Pour l'Etat, vous voyez bien que les problèmes qui peuvent se poser à l'université, Corte dépendant de Bastia, sont communs aux deux préfets : je crois qu'il a été imprudent de faire deux départements. La décision était peut-être justifiée en matière d'aide sociale ou pour le secteur de l'équipement mais était complètement absurde en matière d'ordre public, d'où la création d'un préfet délégué pour la police. Au début, on a commencé par mettre un policier comme autorité de coordination, mais comme on s'est aperçu que les gendarmes méconnaissaient totalement et légitimement son autorité, on a alors opté pour un membre du corps préfectoral que l'on a essayé de choisir parmi les plus médiatiques. C'est ainsi que l'un des prédécesseurs de M. Chevènement a nommé M. Broussard - il est vrai qu'à l'époque les deux préfets ne s'occupaient pas beaucoup des questions dont il était chargé - puis on est tombé dans le système commun avec les oppositions que l'on constate entre le préfet de Bastia et celui d'Ajaccio et qui dépendent des moments et des rapports humains : un exemple en a été donné avec M. Bonnet et l'ancien préfet de Bastia, M. Pomel, que nous avons entendu. Dans ce genre de conflit, le préfet délégué tentait de répartir au mieux les forces de sécurité.
Du point de vue de l'efficacité judiciaire, sans doute l'institution ne sert-elle pas à grand-chose, mais du point de vue de la dépense publique, je crois qu'elle n'est tout de même pas tout à fait inutile et que tous les préfets délégués pour la police ont largement gagné leur traitement et celui de leurs collaborateurs !
M. le Rapporteur : Ma première question concerne le climat qui régnait au sein du corps préfectoral. Au moment où vous étiez en fonction, vous avez sans doute lu l'interview que M. Coëffé avait accordée au journal Le Monde qui avait interrogé, il y a quelques mois, l'ensemble des préfets en poste en Corse depuis la fin des années soixante-dix.
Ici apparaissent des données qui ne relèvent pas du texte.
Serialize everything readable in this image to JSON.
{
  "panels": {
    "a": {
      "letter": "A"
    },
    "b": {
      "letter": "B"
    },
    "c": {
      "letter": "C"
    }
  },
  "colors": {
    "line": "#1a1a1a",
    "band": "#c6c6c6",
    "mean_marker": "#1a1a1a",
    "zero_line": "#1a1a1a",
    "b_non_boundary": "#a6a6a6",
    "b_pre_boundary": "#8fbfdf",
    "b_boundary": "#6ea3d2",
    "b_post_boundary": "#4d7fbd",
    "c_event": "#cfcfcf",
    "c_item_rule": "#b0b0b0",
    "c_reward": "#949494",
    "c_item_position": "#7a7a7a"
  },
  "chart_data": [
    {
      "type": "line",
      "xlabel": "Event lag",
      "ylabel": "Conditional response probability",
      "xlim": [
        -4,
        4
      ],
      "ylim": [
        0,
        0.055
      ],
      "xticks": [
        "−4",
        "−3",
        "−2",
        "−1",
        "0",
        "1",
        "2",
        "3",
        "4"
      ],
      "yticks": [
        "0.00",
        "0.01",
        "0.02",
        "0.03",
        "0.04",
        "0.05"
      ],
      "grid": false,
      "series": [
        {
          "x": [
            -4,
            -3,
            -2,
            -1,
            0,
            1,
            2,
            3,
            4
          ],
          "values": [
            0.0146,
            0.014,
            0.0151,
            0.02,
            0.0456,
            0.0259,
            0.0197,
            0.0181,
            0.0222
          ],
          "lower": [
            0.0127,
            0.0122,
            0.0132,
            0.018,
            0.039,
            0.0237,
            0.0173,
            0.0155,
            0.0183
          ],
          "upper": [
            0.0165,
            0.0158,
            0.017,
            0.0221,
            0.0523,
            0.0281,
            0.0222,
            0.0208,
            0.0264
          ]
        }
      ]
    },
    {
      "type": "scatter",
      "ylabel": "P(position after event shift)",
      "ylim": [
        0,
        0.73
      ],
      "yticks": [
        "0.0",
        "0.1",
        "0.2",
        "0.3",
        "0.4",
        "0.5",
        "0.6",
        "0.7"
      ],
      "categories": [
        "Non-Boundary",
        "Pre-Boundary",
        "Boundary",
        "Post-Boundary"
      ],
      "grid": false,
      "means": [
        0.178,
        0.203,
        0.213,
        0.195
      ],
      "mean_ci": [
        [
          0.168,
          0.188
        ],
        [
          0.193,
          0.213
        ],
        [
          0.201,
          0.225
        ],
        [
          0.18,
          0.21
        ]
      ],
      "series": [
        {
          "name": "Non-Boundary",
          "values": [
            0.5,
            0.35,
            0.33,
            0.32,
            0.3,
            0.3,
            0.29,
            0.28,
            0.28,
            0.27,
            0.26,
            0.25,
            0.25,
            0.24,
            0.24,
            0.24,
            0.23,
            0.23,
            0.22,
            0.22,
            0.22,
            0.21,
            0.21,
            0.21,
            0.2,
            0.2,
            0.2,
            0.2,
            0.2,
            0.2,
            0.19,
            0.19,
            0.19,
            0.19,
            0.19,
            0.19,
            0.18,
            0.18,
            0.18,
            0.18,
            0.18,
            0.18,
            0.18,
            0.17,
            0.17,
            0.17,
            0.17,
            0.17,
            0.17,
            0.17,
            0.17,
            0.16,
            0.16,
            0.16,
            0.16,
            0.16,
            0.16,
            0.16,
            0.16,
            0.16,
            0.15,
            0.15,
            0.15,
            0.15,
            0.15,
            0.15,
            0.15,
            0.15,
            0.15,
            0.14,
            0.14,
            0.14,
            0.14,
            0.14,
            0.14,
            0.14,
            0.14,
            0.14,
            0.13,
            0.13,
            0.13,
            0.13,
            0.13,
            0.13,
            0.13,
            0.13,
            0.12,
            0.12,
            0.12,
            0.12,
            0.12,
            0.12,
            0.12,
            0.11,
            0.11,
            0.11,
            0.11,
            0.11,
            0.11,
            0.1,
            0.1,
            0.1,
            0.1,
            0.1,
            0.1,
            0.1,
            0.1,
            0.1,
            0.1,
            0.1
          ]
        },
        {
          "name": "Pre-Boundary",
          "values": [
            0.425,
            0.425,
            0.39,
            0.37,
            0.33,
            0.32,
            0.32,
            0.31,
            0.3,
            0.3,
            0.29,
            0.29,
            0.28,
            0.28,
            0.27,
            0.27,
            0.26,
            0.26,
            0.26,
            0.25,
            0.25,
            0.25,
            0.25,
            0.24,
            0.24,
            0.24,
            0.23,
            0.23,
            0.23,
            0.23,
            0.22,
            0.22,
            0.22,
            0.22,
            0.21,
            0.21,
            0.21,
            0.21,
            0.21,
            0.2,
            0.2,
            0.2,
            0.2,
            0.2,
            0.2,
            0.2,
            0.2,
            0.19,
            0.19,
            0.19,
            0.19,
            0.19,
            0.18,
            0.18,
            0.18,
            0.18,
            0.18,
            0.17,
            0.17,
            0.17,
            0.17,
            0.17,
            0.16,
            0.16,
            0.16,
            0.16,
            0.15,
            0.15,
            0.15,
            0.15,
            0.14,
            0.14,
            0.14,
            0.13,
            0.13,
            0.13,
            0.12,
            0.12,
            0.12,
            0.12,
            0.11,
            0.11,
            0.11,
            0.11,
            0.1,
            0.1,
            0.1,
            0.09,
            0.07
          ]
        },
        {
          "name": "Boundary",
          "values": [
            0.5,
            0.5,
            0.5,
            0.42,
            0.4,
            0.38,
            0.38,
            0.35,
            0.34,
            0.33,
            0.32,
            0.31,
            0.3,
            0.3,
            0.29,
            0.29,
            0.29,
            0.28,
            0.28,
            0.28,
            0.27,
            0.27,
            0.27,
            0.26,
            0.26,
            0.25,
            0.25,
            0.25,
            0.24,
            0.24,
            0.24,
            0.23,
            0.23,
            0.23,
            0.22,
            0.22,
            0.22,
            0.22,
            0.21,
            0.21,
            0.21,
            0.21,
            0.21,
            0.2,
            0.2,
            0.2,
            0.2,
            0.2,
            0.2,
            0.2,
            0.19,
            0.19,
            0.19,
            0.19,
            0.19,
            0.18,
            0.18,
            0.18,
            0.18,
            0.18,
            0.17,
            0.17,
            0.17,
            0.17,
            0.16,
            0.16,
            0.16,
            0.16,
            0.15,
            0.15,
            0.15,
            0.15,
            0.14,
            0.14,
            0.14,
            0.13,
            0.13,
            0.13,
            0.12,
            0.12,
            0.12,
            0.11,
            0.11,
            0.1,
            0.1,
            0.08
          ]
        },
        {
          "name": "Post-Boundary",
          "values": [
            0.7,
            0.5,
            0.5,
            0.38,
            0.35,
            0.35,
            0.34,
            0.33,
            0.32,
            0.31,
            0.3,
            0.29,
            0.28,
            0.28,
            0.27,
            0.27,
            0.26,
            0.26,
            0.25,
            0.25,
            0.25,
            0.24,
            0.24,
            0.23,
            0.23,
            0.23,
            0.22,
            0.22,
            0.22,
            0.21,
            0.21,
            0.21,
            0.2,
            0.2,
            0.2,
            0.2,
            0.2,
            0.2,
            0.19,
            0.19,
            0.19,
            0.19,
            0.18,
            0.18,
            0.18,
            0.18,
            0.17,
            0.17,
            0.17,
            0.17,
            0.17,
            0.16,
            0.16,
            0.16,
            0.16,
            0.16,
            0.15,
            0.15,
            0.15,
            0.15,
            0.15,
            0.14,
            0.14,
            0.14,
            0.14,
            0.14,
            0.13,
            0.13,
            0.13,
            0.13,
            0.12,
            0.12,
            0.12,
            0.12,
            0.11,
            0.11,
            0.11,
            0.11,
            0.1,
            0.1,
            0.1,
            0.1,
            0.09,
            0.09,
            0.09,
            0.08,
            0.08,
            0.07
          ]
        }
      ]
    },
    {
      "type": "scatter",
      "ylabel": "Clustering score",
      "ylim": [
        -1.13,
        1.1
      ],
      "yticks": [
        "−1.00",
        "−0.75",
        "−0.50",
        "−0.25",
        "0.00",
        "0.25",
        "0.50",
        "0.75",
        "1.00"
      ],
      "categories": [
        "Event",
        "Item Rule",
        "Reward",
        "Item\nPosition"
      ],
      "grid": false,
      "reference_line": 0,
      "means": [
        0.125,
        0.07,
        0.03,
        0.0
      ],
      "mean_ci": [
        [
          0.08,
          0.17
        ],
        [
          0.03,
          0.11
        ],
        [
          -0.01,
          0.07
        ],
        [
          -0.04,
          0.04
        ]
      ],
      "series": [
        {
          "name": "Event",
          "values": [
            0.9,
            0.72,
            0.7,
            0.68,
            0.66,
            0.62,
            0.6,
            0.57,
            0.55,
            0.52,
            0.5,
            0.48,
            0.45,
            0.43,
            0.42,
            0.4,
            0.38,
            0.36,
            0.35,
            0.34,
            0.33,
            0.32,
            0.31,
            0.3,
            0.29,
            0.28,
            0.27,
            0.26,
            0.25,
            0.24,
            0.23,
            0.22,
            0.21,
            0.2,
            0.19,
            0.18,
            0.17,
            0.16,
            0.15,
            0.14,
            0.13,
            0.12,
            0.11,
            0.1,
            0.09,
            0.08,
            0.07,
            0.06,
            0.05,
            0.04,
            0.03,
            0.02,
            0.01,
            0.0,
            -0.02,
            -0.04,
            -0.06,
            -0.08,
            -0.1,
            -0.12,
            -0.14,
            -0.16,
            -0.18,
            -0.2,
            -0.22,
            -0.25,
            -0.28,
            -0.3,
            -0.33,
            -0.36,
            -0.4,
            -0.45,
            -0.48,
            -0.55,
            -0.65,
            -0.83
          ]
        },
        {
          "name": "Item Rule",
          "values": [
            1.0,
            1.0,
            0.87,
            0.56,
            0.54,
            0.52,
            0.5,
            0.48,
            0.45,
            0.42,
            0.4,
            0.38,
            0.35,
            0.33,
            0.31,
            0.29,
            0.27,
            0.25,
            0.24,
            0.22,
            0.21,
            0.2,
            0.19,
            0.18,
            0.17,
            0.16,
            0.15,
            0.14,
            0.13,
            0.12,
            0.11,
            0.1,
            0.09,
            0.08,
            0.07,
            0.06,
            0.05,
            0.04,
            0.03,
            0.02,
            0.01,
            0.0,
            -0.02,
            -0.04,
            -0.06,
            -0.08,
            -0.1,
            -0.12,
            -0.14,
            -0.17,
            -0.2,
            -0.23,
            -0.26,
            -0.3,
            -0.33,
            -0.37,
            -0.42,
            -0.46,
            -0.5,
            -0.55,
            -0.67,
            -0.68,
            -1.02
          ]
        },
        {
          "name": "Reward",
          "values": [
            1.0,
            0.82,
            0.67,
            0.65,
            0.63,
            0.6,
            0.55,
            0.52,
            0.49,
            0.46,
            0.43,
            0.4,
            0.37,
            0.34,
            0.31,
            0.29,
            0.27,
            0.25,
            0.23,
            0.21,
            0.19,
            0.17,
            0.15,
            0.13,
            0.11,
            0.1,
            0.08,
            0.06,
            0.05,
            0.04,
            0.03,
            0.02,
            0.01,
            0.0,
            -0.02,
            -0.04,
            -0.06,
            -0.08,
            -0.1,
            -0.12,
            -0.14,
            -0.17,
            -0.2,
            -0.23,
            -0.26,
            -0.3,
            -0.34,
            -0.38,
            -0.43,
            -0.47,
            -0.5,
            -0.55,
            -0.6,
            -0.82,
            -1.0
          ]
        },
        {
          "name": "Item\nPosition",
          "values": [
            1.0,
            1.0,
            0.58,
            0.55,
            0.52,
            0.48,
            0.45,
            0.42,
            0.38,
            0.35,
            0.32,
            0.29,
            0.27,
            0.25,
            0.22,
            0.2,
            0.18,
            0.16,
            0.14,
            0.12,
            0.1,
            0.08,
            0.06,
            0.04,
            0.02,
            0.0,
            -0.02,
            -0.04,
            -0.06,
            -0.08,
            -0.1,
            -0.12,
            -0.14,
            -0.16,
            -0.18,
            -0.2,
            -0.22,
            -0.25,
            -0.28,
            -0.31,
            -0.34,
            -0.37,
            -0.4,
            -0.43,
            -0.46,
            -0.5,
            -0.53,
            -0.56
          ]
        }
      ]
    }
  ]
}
Or, M. Coëffé montrait une certaine amertume en évoquant les négociations manifestement engagées qui le court-circuitaient et on sentait chez lui une grande démobilisation, dans la mesure où manifestement - en tout cas c'est ce qui est dit par M. Coëffé - le préfet n'avait pas toute l'autorité et toutes les compétences nécessaires à sa mission. Partagez-vous ce sentiment ?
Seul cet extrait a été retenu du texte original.